Equity interests are generally not transferable. Rare exceptions will require the approval of Compounding Capital Group and will be subject to strict SEC regulations regarding resale. Even with permission from CCG, there is no guarantee that you will be able to sell your equity interests legally. Investors should be prepared to hold their equity interests for the life of the communicated hold period.

Will I be updated about my investment?

Compounding Capital Group will provide periodic updates to all investors. Updates will be delivered via email or via your Compounding Capital Group Investor Portal. In addition, you will receive 1099 tax documents every year for the interest earned from your equity interests.

How do you get compensated?

To date we have invested our own capital in all of our own deals. We place our own money beside yours.
We have backend equity interests; our personal returns are highly dependent on the final performance of the property after 5 years.
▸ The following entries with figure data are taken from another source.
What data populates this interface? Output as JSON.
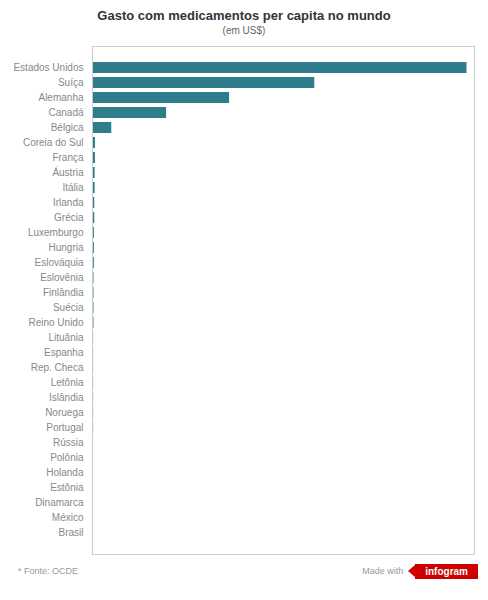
{
  "chart_data": {
    "type": "bar",
    "orientation": "horizontal",
    "title": "Gasto com medicamentos per capita no mundo",
    "subtitle": "(em US$)",
    "footnote": "* Fonte: OCDE",
    "annotations": [
      "Made with",
      "infogram"
    ],
    "categories": [
      "Estados Unidos",
      "Suíça",
      "Alemanha",
      "Canadá",
      "Bélgica",
      "Coreia do Sul",
      "França",
      "Áustria",
      "Itália",
      "Irlanda",
      "Grécia",
      "Luxemburgo",
      "Hungria",
      "Eslováquia",
      "Eslovênia",
      "Finlândia",
      "Suécia",
      "Reino Unido",
      "Lituânia",
      "Espanha",
      "Rep. Checa",
      "Letônia",
      "Islândia",
      "Noruega",
      "Portugal",
      "Rússia",
      "Polônia",
      "Holanda",
      "Estônia",
      "Dinamarca",
      "México",
      "Brasil"
    ],
    "values": [
      1011,
      600,
      370,
      200,
      52,
      8,
      8,
      7,
      7,
      6,
      6,
      5,
      5,
      5,
      4,
      4,
      4,
      4,
      3,
      3,
      3,
      3,
      3,
      3,
      3,
      2,
      2,
      2,
      2,
      2,
      1,
      1
    ],
    "color": "#2e7d8c",
    "xlim": [
      0,
      1031.22
    ],
    "tick_labels": "y",
    "grid": false
  }
}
We have class B shares so all passive investors are prioritized in compensation and we are only rewarded if the asset exceeds expectations.
While you do not pay us directly, we charge a small percentage of the total equity at acquisition and disposition in addition to a small percentage of ongoing cash flow as an “asset management fee”. This helps cover the thousands we pay out of our own pockets to run our business, finding these deals, setting up systems, and devoting the daily time to ensure the success of the asset.

How will this affect my taxes?

As a passive investor (Limited Partner), you own a percentage of the property, which allows for several tax advantages. The IRS allows real estate investors to expense a portion of the purchase price and capital improvements made to the property through depreciation. Please note that we are not tax professionals so you need to consult your tax advisor or CPA.

Can I invest through an IRA?

Yes. You can invest through a Self-Directed IRA by locating an SDIRA custodian if you do not have one currently. Many banks and brokerage firms will not allow investment assets like ours in their IRAs.

Is there an investment minimum?

Yes. You can anticipate a minimum investment of $50,000, which may change at management’s discretion.